Louise a 4 ans quand je la rencontre pour la première fois, elle est en cours de diagnostic et présente à l’école de gros troubles du comportement. Ses parents me contactent afin de venir travailler avec elle à domicile, notamment pour favoriser le lien que Louise entretient avec ses parents. Après trois séances à domicile, je ne peux que constater que c’est très compliqué de travailler dans le lieu de vie de Louise. J’invite donc ses parents à réorienter leurs attentes initiales en proposant un accompagnement de Louise dans mes locaux, sans eux. Les résultats ne se font pas attendre, Louise fait de gros progrès au niveau de son comportement, y compris dans sa relation avec ses parents.
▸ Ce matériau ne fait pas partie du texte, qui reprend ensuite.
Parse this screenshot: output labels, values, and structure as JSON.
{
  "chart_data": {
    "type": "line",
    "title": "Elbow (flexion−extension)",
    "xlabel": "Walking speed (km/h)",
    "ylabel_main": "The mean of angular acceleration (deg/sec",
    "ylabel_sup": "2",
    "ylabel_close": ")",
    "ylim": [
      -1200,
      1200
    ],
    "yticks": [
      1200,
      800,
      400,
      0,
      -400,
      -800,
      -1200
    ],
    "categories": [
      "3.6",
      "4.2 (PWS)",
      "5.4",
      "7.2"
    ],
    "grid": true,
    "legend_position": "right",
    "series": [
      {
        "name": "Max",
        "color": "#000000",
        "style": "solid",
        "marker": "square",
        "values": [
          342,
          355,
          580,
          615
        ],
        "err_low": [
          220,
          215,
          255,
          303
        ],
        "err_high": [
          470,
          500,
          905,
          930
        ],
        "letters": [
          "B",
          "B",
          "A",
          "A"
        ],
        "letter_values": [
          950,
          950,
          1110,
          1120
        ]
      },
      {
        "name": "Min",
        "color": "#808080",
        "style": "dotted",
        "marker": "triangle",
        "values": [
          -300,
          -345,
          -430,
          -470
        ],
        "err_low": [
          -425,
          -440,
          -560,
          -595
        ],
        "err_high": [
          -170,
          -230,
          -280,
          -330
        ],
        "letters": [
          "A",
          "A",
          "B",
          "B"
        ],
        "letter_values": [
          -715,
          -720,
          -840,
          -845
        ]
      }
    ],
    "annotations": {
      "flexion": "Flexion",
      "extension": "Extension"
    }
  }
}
Là encore, cette situation prouve que la relation de confiance et de partenariat avec la famille et l’enfant sont indispensables au bon fonctionnement de l’accompagnement. Si les parents de Louise n’avaient pas accepté ma proposition, je ne sais pas comment son accompagnement aurait évolué. Voilà deux ans que j’accompagne Louise maintenant, dans mes locaux et à l‘école depuis quelques mois et que je la vois évoluer à grands pas...

 

Trois ans après mon installation, nous sommes désormais (à ma connaissance) quatre éducatrices spécialisées dans l’Aisne, dont trois qui travaillons en lien étroit. Ce travail d’équipe nous permet d’ailleurs d’échanger sur nos pratiques et nos accompagnements afin de mieux analyser. En effet parfois le recul finit par nous manquer quand on est seule face à notre accompagnement.

L’arrivée de Séverine et de Ludivine permettent ce travail d’analyse de pratiques qui est vraiment essentiel à la qualité de notre travail à toutes les trois.